Observer GigaFlow Documentation

Documentation > Reference Manual for GigaFlow > Configuration

Configuration

Figure: The Configuration menu

Configuration menu.

Applications

GigaFlow comes loaded with a standard set of application port and protocol definitions. Flow records are associated with application names if there is a match.

Users can define their own application names within the software and have that application ID (Appid) available within the flow record. There are 3 techniques used, applied in order:

  1. Customers can define an application profile which lets them match traffic by source/destination IP address, source/destination port, source/destinaton MAC address, protocol, COS and/or nested rules.
  2. They can assign their own application names to specificed IP ports, i.e. create Named Applications.
  3. Or, if there are no user defined settings, the software will select the lowest port.

Configuration - Applications

Add Defined Application
  • In the New Defined Application section, specify a name, a description and select the flow object that is associated with the application.
  • Click Save to add the application.
Add Flow Object
  • Specify the flows that make up the object.

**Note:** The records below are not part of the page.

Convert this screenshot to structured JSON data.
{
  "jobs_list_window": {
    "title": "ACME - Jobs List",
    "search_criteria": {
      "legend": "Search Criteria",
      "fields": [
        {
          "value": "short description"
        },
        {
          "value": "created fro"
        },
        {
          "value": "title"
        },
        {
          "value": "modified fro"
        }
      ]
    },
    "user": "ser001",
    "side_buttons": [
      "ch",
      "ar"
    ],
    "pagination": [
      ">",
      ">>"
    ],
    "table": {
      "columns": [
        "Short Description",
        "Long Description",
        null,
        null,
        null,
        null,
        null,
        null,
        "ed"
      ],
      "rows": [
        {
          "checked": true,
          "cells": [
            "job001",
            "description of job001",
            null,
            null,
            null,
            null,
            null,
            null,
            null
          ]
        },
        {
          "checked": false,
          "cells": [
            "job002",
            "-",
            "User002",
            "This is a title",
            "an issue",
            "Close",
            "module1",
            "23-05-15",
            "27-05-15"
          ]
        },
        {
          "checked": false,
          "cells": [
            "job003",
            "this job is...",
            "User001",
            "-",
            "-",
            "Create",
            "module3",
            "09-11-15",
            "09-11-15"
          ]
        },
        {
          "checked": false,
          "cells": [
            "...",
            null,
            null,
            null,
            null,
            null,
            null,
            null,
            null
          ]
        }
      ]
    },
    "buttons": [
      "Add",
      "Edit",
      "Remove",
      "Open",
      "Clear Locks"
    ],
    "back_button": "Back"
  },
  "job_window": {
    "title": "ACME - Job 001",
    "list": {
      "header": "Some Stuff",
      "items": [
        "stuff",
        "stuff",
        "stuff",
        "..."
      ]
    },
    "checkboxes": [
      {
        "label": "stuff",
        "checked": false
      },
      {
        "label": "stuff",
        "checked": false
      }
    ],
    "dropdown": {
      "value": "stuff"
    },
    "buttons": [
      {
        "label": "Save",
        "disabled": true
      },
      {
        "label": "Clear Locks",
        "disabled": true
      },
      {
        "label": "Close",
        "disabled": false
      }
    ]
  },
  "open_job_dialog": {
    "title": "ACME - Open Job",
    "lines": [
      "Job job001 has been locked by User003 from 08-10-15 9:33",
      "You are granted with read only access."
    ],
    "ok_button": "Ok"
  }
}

Flow Objects are defined by:

  • Name.
  • Description.
  • Device IP address (Device IP).
  • Source IP address (Src IP).
  • Source MAC address (Src MAC).
  • Source Port (Src Port).
  • Source Traffic Group.
  • Destination IP address (Dst IP).
  • Destination MAC address (Dst MAC).
  • Destination Port (Dst Port).
  • Destination Traffic Group.
  • Protocol.
  • Class of Service (COS).
  • Negate (True/False)

IP addresses, MAC addresses, Ports and Traffic Groups can also be defined as both Source/Destination.

You can add ANDd existing profile(s) to the new Flow Object, i.e. the new definitions are added to the existing profile(s).

You can also select alternative existing profile(s) that this new profile also maps to (ORd), i.e. the new Flow Object uses either the new definitions or the existing Flow Object definitions.

To ANDd or ORd profile(s), use the drop-down menu in the Flow Object definitions and click the +.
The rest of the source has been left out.